Serum albumin has been identified as an important nutritional marker of chronic kidney disease [32]. Morsch, et al. [33] show that when smaller the higher albumin levels are the severity index of kidney disease. Lowrie, et al. [34] reported there is an increased risk of mortality in patients undergoing hemodialysis or peritoneal dialysis when the serum albumin levels are less than 2.5 g/dL.

Serum albumin values in our study are within the recommended values (Table 1), demonstrating that patients in the study found to be eutrophic in relation to nutritional status.
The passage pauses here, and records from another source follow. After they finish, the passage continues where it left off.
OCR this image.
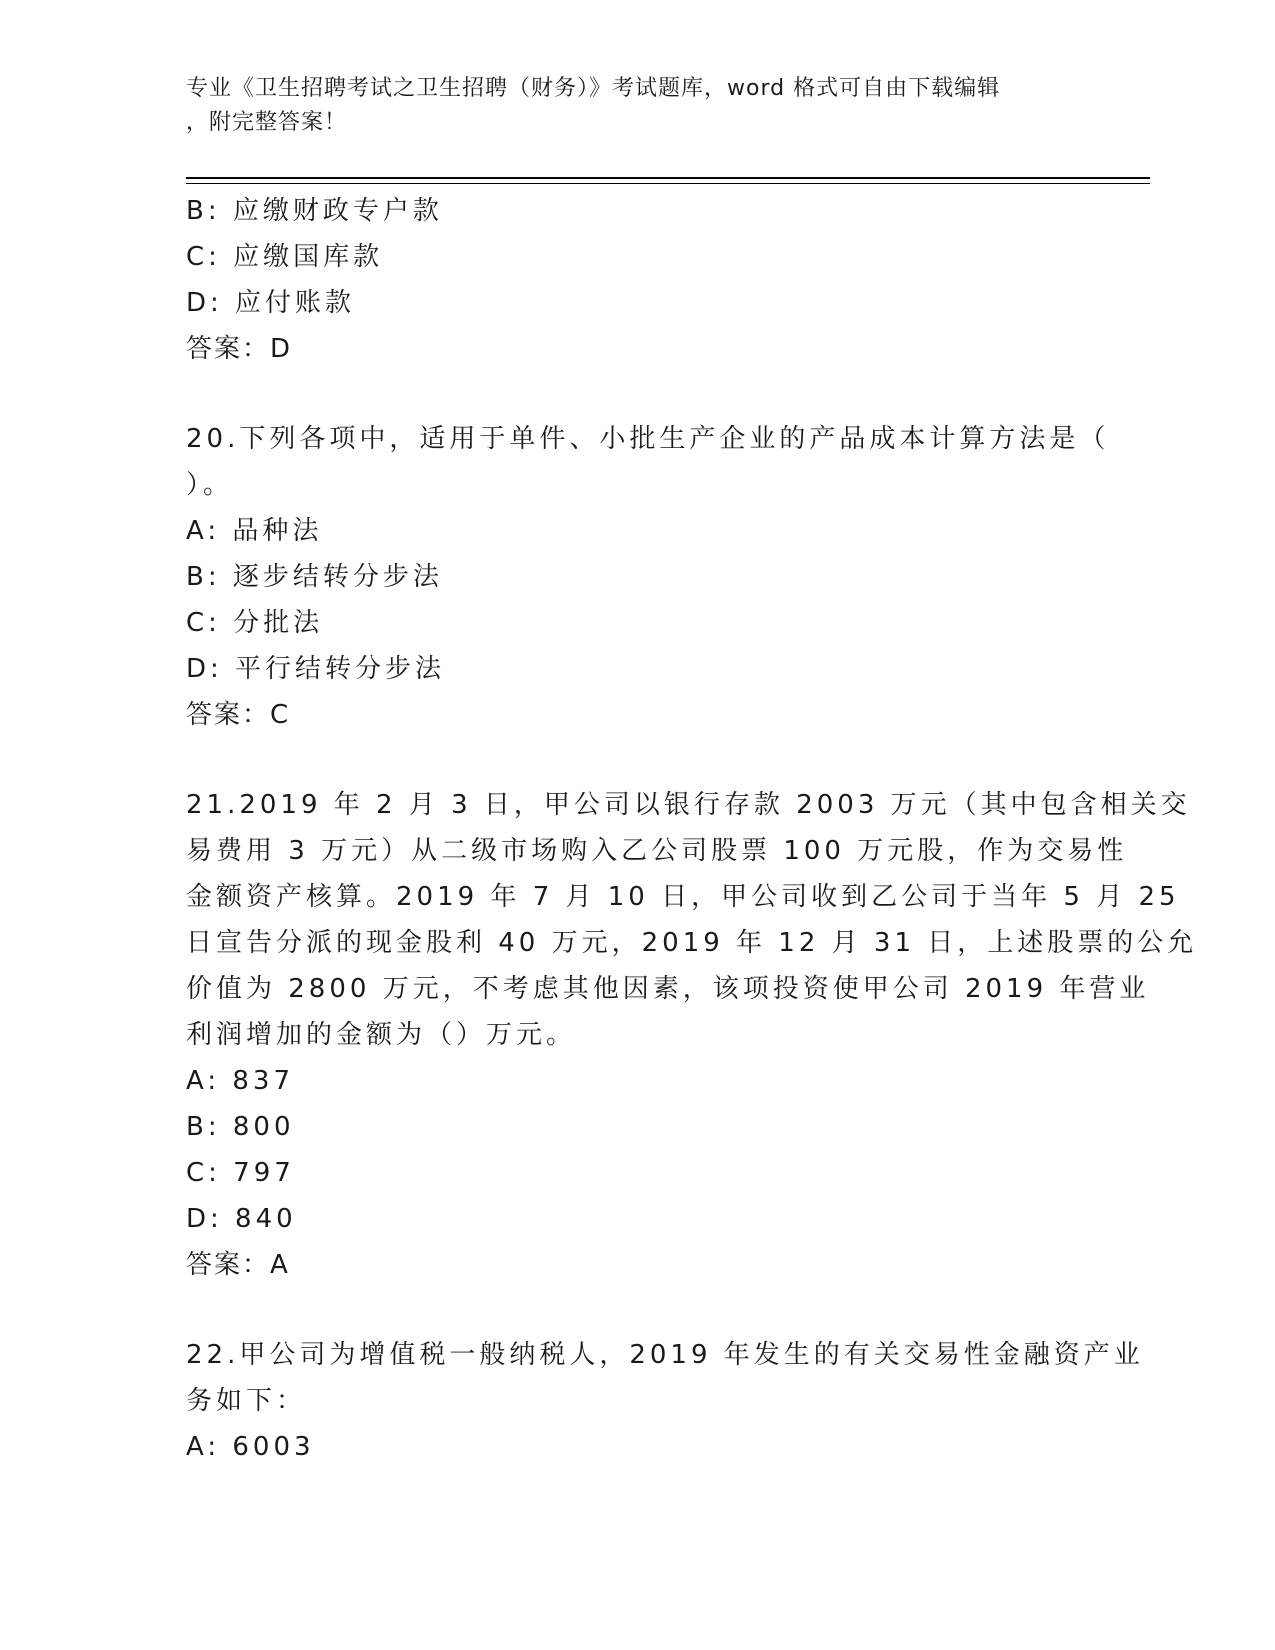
专业《卫生招聘考试之卫生招聘（财务）》考试题库，word 格式可自由下载编辑
，附完整答案！
B: 应缴财政专户款
C: 应缴国库款
D: 应付账款
答案：D
20.下列各项中，适用于单件、小批生产企业的产品成本计算方法是（
）。
A: 品种法
B: 逐步结转分步法
C: 分批法
D: 平行结转分步法
答案：C
21.2019 年 2 月 3 日，甲公司以银行存款 2003 万元（其中包含相关交
易费用 3 万元）从二级市场购入乙公司股票 100 万元股，作为交易性
金额资产核算。2019 年 7 月 10 日，甲公司收到乙公司于当年 5 月 25
日宣告分派的现金股利 40 万元，2019 年 12 月 31 日，上述股票的公允
价值为 2800 万元，不考虑其他因素，该项投资使甲公司 2019 年营业
利润增加的金额为（）万元。
A: 837
B: 800
C: 797
D: 840
答案：A
22.甲公司为增值税一般纳税人，2019 年发生的有关交易性金融资产业
务如下：
A: 6003
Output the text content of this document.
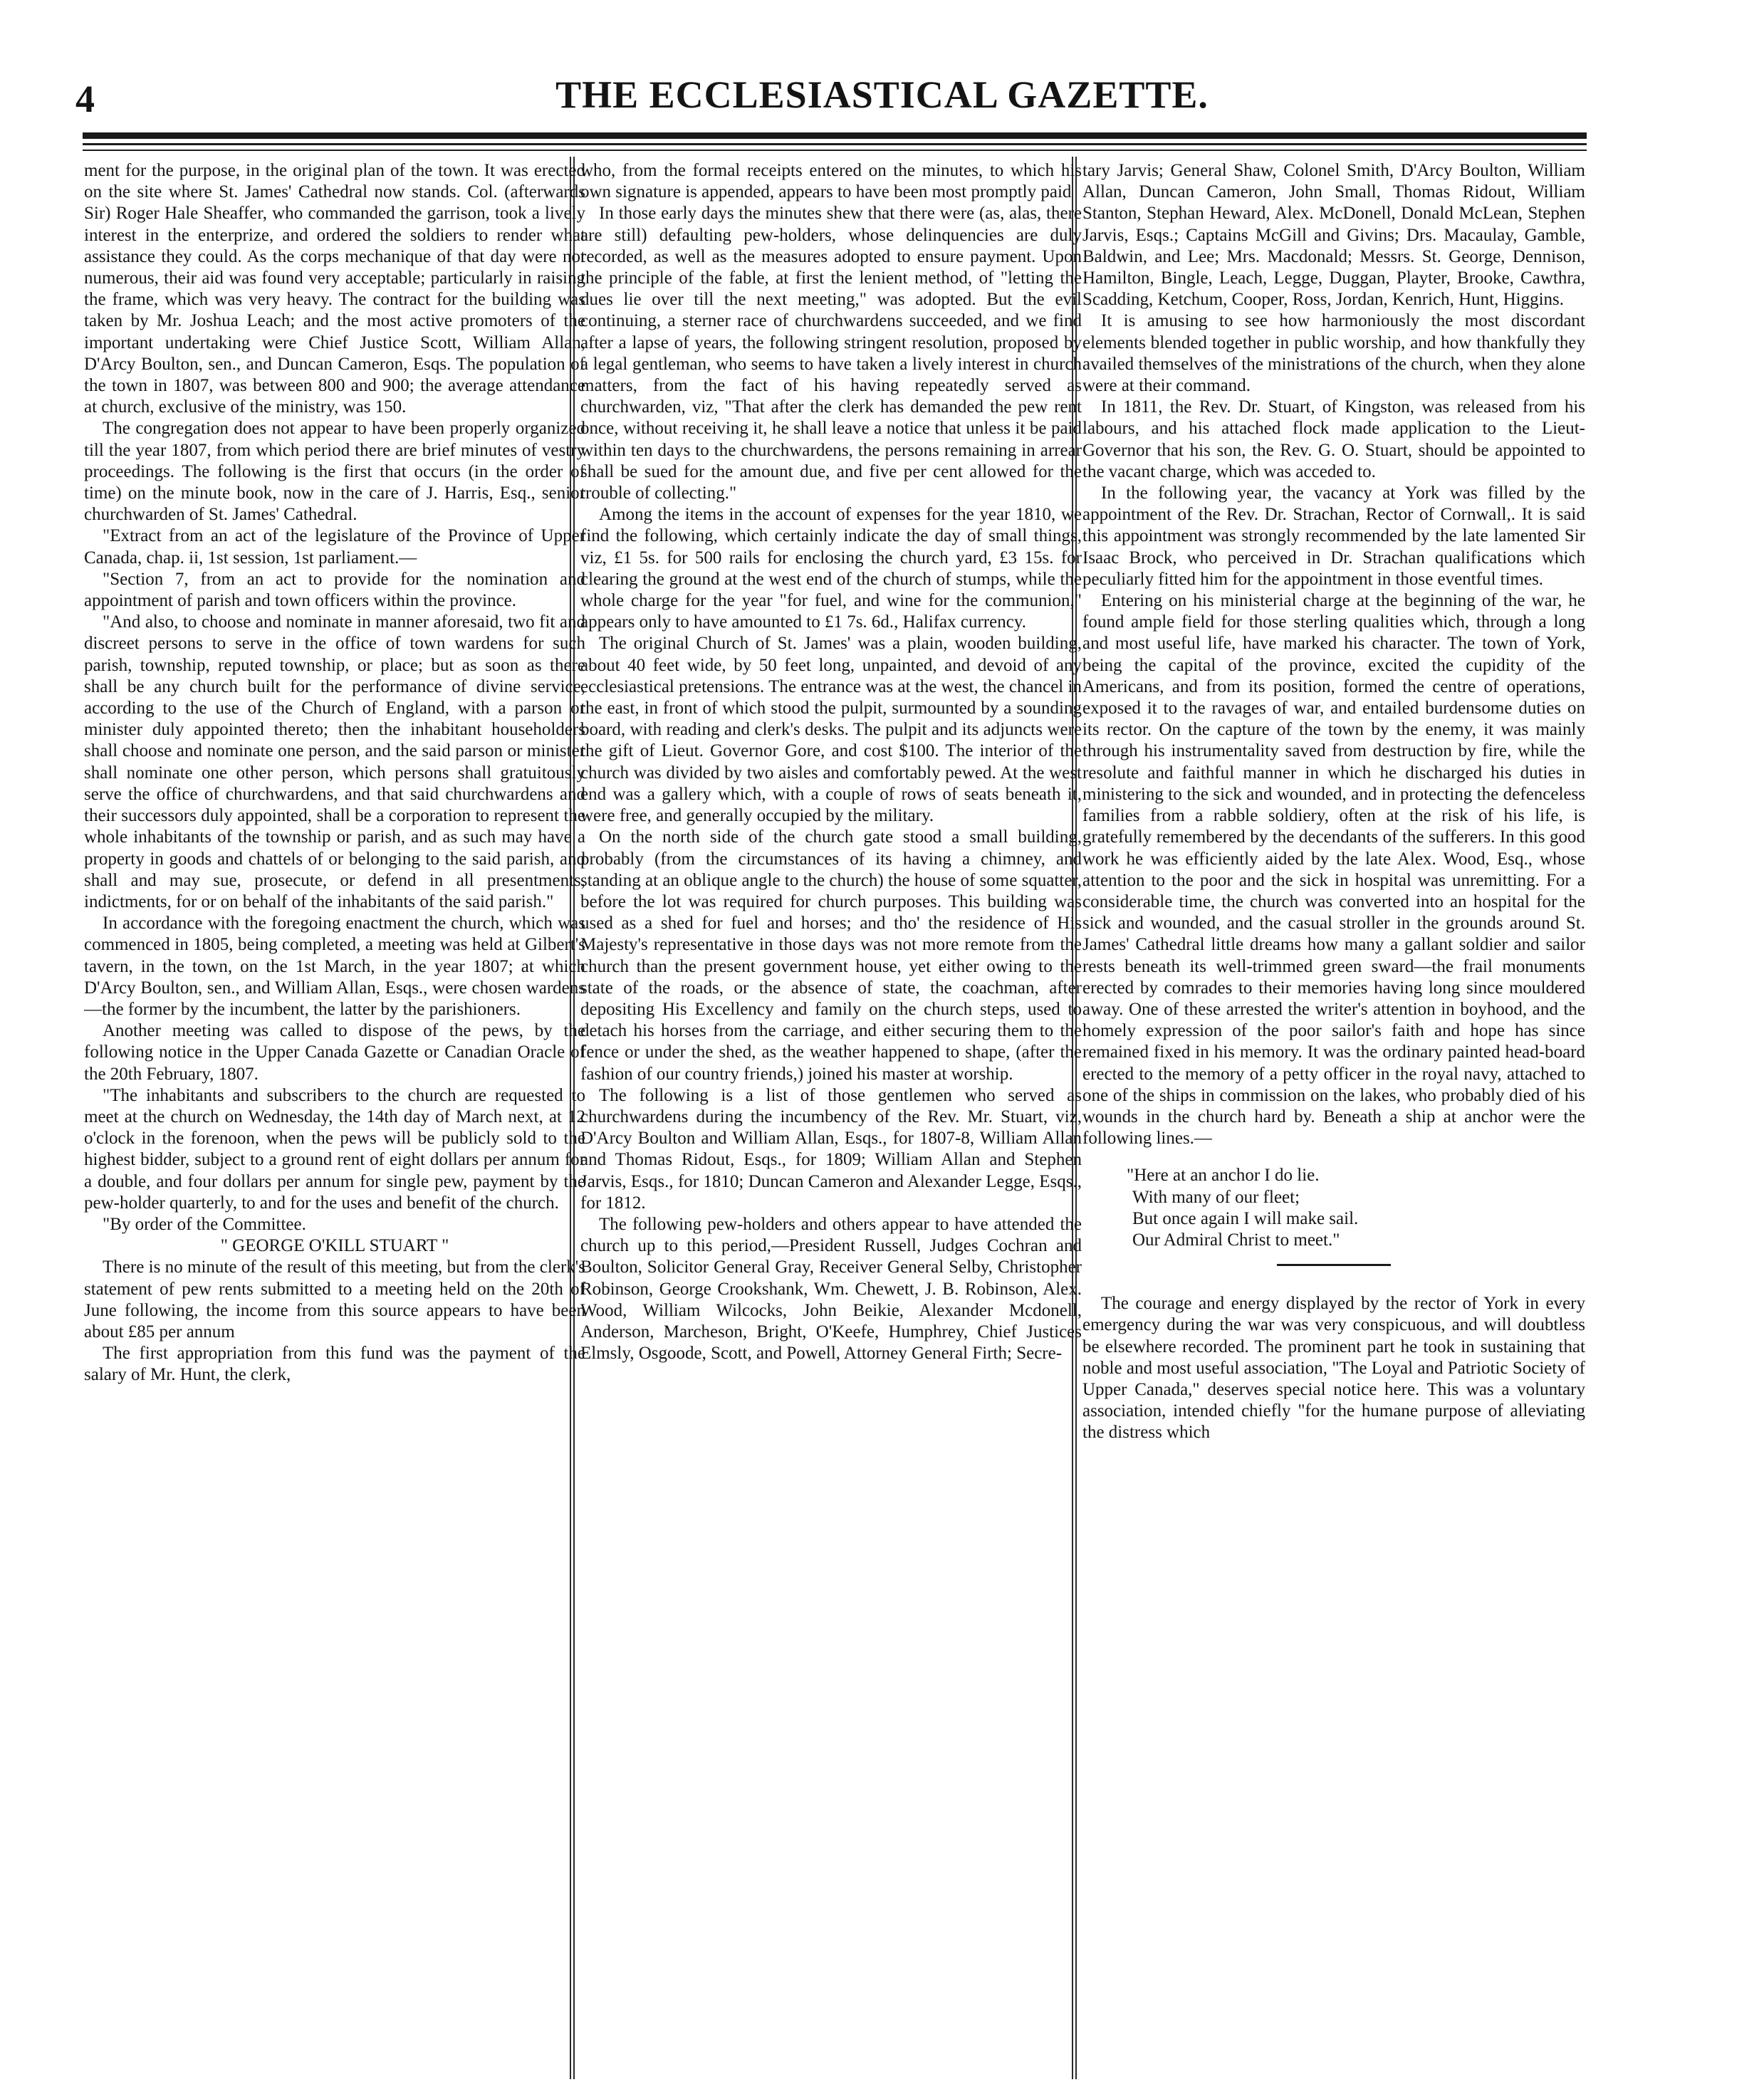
4	THE ECCLESIASTICAL GAZETTE.

ment for the purpose, in the original plan of the town. It was erected on the site where St. James' Cathedral now stands. Col. (afterwards Sir) Roger Hale Sheaffer, who commanded the garrison, took a lively interest in the enterprize, and ordered the soldiers to render what assistance they could. As the corps mechanique of that day were not numerous, their aid was found very acceptable; particularly in raising the frame, which was very heavy. The contract for the building was taken by Mr. Joshua Leach; and the most active promoters of the important undertaking were Chief Justice Scott, William Allan, D'Arcy Boulton, sen., and Duncan Cameron, Esqs. The population of the town in 1807, was between 800 and 900; the average attendance at church, exclusive of the ministry, was 150.

The congregation does not appear to have been properly organized till the year 1807, from which period there are brief minutes of vestry proceedings. The following is the first that occurs (in the order of time) on the minute book, now in the care of J. Harris, Esq., senior churchwarden of St. James' Cathedral.

"Extract from an act of the legislature of the Province of Upper Canada, chap. ii, 1st session, 1st parliament.—

"Section 7, from an act to provide for the nomination and appointment of parish and town officers within the province.

"And also, to choose and nominate in manner aforesaid, two fit and discreet persons to serve in the office of town wardens for such parish, township, reputed township, or place; but as soon as there shall be any church built for the performance of divine service, according to the use of the Church of England, with a parson or minister duly appointed thereto; then the inhabitant householders shall choose and nominate one person, and the said parson or minister shall nominate one other person, which persons shall gratuitously serve the office of churchwardens, and that said churchwardens and their successors duly appointed, shall be a corporation to represent the whole inhabitants of the township or parish, and as such may have a property in goods and chattels of or belonging to the said parish, and shall and may sue, prosecute, or defend in all presentments, indictments, for or on behalf of the inhabitants of the said parish."

In accordance with the foregoing enactment the church, which was commenced in 1805, being completed, a meeting was held at Gilbert's tavern, in the town, on the 1st March, in the year 1807; at which D'Arcy Boulton, sen., and William Allan, Esqs., were chosen wardens—the former by the incumbent, the latter by the parishioners.

Another meeting was called to dispose of the pews, by the following notice in the Upper Canada Gazette or Canadian Oracle of the 20th February, 1807.

"The inhabitants and subscribers to the church are requested to meet at the church on Wednesday, the 14th day of March next, at 12 o'clock in the forenoon, when the pews will be publicly sold to the highest bidder, subject to a ground rent of eight dollars per annum for a double, and four dollars per annum for single pew, payment by the pew-holder quarterly, to and for the uses and benefit of the church.

"By order of the Committee.

" GEORGE O'KILL STUART "

There is no minute of the result of this meeting, but from the clerk's statement of pew rents submitted to a meeting held on the 20th of June following, the income from this source appears to have been about £85 per annum

The first appropriation from this fund was the payment of the salary of Mr. Hunt, the clerk,

who, from the formal receipts entered on the minutes, to which his own signature is appended, appears to have been most promptly paid

In those early days the minutes shew that there were (as, alas, there are still) defaulting pew-holders, whose delinquencies are duly recorded, as well as the measures adopted to ensure payment. Upon the principle of the fable, at first the lenient method, of "letting the dues lie over till the next meeting," was adopted. But the evil continuing, a sterner race of churchwardens succeeded, and we find after a lapse of years, the following stringent resolution, proposed by a legal gentleman, who seems to have taken a lively interest in church matters, from the fact of his having repeatedly served as churchwarden, viz, "That after the clerk has demanded the pew rent once, without receiving it, he shall leave a notice that unless it be paid within ten days to the churchwardens, the persons remaining in arrear shall be sued for the amount due, and five per cent allowed for the trouble of collecting."

Among the items in the account of expenses for the year 1810, we find the following, which certainly indicate the day of small things, viz, £1 5s. for 500 rails for enclosing the church yard, £3 15s. for clearing the ground at the west end of the church of stumps, while the whole charge for the year "for fuel, and wine for the communion," appears only to have amounted to £1 7s. 6d., Halifax currency.

The original Church of St. James' was a plain, wooden building, about 40 feet wide, by 50 feet long, unpainted, and devoid of any ecclesiastical pretensions. The entrance was at the west, the chancel in the east, in front of which stood the pulpit, surmounted by a sounding board, with reading and clerk's desks. The pulpit and its adjuncts were the gift of Lieut. Governor Gore, and cost $100. The interior of the church was divided by two aisles and comfortably pewed. At the west end was a gallery which, with a couple of rows of seats beneath it, were free, and generally occupied by the military.

On the north side of the church gate stood a small building, probably (from the circumstances of its having a chimney, and standing at an oblique angle to the church) the house of some squatter, before the lot was required for church purposes. This building was used as a shed for fuel and horses; and tho' the residence of His Majesty's representative in those days was not more remote from the church than the present government house, yet either owing to the state of the roads, or the absence of state, the coachman, after depositing His Excellency and family on the church steps, used to detach his horses from the carriage, and either securing them to the fence or under the shed, as the weather happened to shape, (after the fashion of our country friends,) joined his master at worship.

The following is a list of those gentlemen who served as churchwardens during the incumbency of the Rev. Mr. Stuart, viz, D'Arcy Boulton and William Allan, Esqs., for 1807-8, William Allan and Thomas Ridout, Esqs., for 1809; William Allan and Stephen Jarvis, Esqs., for 1810; Duncan Cameron and Alexander Legge, Esqs., for 1812.

The following pew-holders and others appear to have attended the church up to this period,—President Russell, Judges Cochran and Boulton, Solicitor General Gray, Receiver General Selby, Christopher Robinson, George Crookshank, Wm. Chewett, J. B. Robinson, Alex. Wood, William Wilcocks, John Beikie, Alexander Mcdonell, Anderson, Marcheson, Bright, O'Keefe, Humphrey, Chief Justices Elmsly, Osgoode, Scott, and Powell, Attorney General Firth; Secre-

tary Jarvis; General Shaw, Colonel Smith, D'Arcy Boulton, William Allan, Duncan Cameron, John Small, Thomas Ridout, William Stanton, Stephan Heward, Alex. McDonell, Donald McLean, Stephen Jarvis, Esqs.; Captains McGill and Givins; Drs. Macaulay, Gamble, Baldwin, and Lee; Mrs. Macdonald; Messrs. St. George, Dennison, Hamilton, Bingle, Leach, Legge, Duggan, Playter, Brooke, Cawthra, Scadding, Ketchum, Cooper, Ross, Jordan, Kenrich, Hunt, Higgins.

It is amusing to see how harmoniously the most discordant elements blended together in public worship, and how thankfully they availed themselves of the ministrations of the church, when they alone were at their command.

In 1811, the Rev. Dr. Stuart, of Kingston, was released from his labours, and his attached flock made application to the Lieut-Governor that his son, the Rev. G. O. Stuart, should be appointed to the vacant charge, which was acceded to.

In the following year, the vacancy at York was filled by the appointment of the Rev. Dr. Strachan, Rector of Cornwall,. It is said this appointment was strongly recommended by the late lamented Sir Isaac Brock, who perceived in Dr. Strachan qualifications which peculiarly fitted him for the appointment in those eventful times.

Entering on his ministerial charge at the beginning of the war, he found ample field for those sterling qualities which, through a long and most useful life, have marked his character. The town of York, being the capital of the province, excited the cupidity of the Americans, and from its position, formed the centre of operations, exposed it to the ravages of war, and entailed burdensome duties on its rector. On the capture of the town by the enemy, it was mainly through his instrumentality saved from destruction by fire, while the resolute and faithful manner in which he discharged his duties in ministering to the sick and wounded, and in protecting the defenceless families from a rabble soldiery, often at the risk of his life, is gratefully remembered by the decendants of the sufferers. In this good work he was efficiently aided by the late Alex. Wood, Esq., whose attention to the poor and the sick in hospital was unremitting. For a considerable time, the church was converted into an hospital for the sick and wounded, and the casual stroller in the grounds around St. James' Cathedral little dreams how many a gallant soldier and sailor rests beneath its well-trimmed green sward—the frail monuments erected by comrades to their memories having long since mouldered away. One of these arrested the writer's attention in boyhood, and the homely expression of the poor sailor's faith and hope has since remained fixed in his memory. It was the ordinary painted head-board erected to the memory of a petty officer in the royal navy, attached to one of the ships in commission on the lakes, who probably died of his wounds in the church hard by. Beneath a ship at anchor were the following lines.—

"Here at an anchor I do lie.
With many of our fleet;
But once again I will make sail.
Our Admiral Christ to meet."

The courage and energy displayed by the rector of York in every emergency during the war was very conspicuous, and will doubtless be elsewhere recorded. The prominent part he took in sustaining that noble and most useful association, "The Loyal and Patriotic Society of Upper Canada," deserves special notice here. This was a voluntary association, intended chiefly "for the humane purpose of alleviating the distress which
Table 1: Metabolic profile of CKD patients. View Table 1

Most of the above studies show that dyslipidemia is an important factor for the onset of cardiovascular disease in patients with CKD. Although not been an increase in the amount of TG, VLDL, LDL and TC (Table 1), there is a positive correlation between the albumin and to TG, and VLDL, followed by a decreased in HDL levels.

Vaziri, et al. [26] demonstrated that the lowest concentration of HDL derives from the decrease in the metabolism of triglyceride-rich lipoproteins, although the reduction in the rate of synthesis of apo AI and A-II by the liver and the increase in the activity of cholesteryl ester transfer protein (CETP) also contribute to a decrease in plasma.

It is known that the hypoalbuminemia is an important marker of morbidity and mortality in CKD patients, however, so far there is no evidence that the correction of serum albumin can improve the survival of patients in hemodialysis [32]. Moreover, in patients with CKD there is an increase in the formation of uremic toxins, as well as advanced glycation end products that contribute to cellular oxidative stress and modifying LDL or even plasma proteins such as albumin, making them more susceptible to the type receptors "scavenger" in arterial macrophages, contribute to the development of atherosclerosis in these individuals.

More detailed studies on the profile of CKD patient's lipoproteins should be conducted to functionally evaluate the power anti-atherogenic or pro-atherogenic of these lipoproteins.


In our study we demonstrated that in patients with chronic kidney disease there is an increased risk of developing atherosclerosis. This increase in the risk of developing atherosclerosis and cardiovascular disease is not due to the increase of blood cholesterol or triglycerides, but by a decreased level of HDL.

We also observed that there is a correlation between creatinine levels to HDL levels, demonstrating that when the worse the condition of the renal functionality, the lower the HDL level and this is the main factor that contributes to cellular cholesterol accumulation and consequently favoring the genesis and development of atherosclerosis in these patients.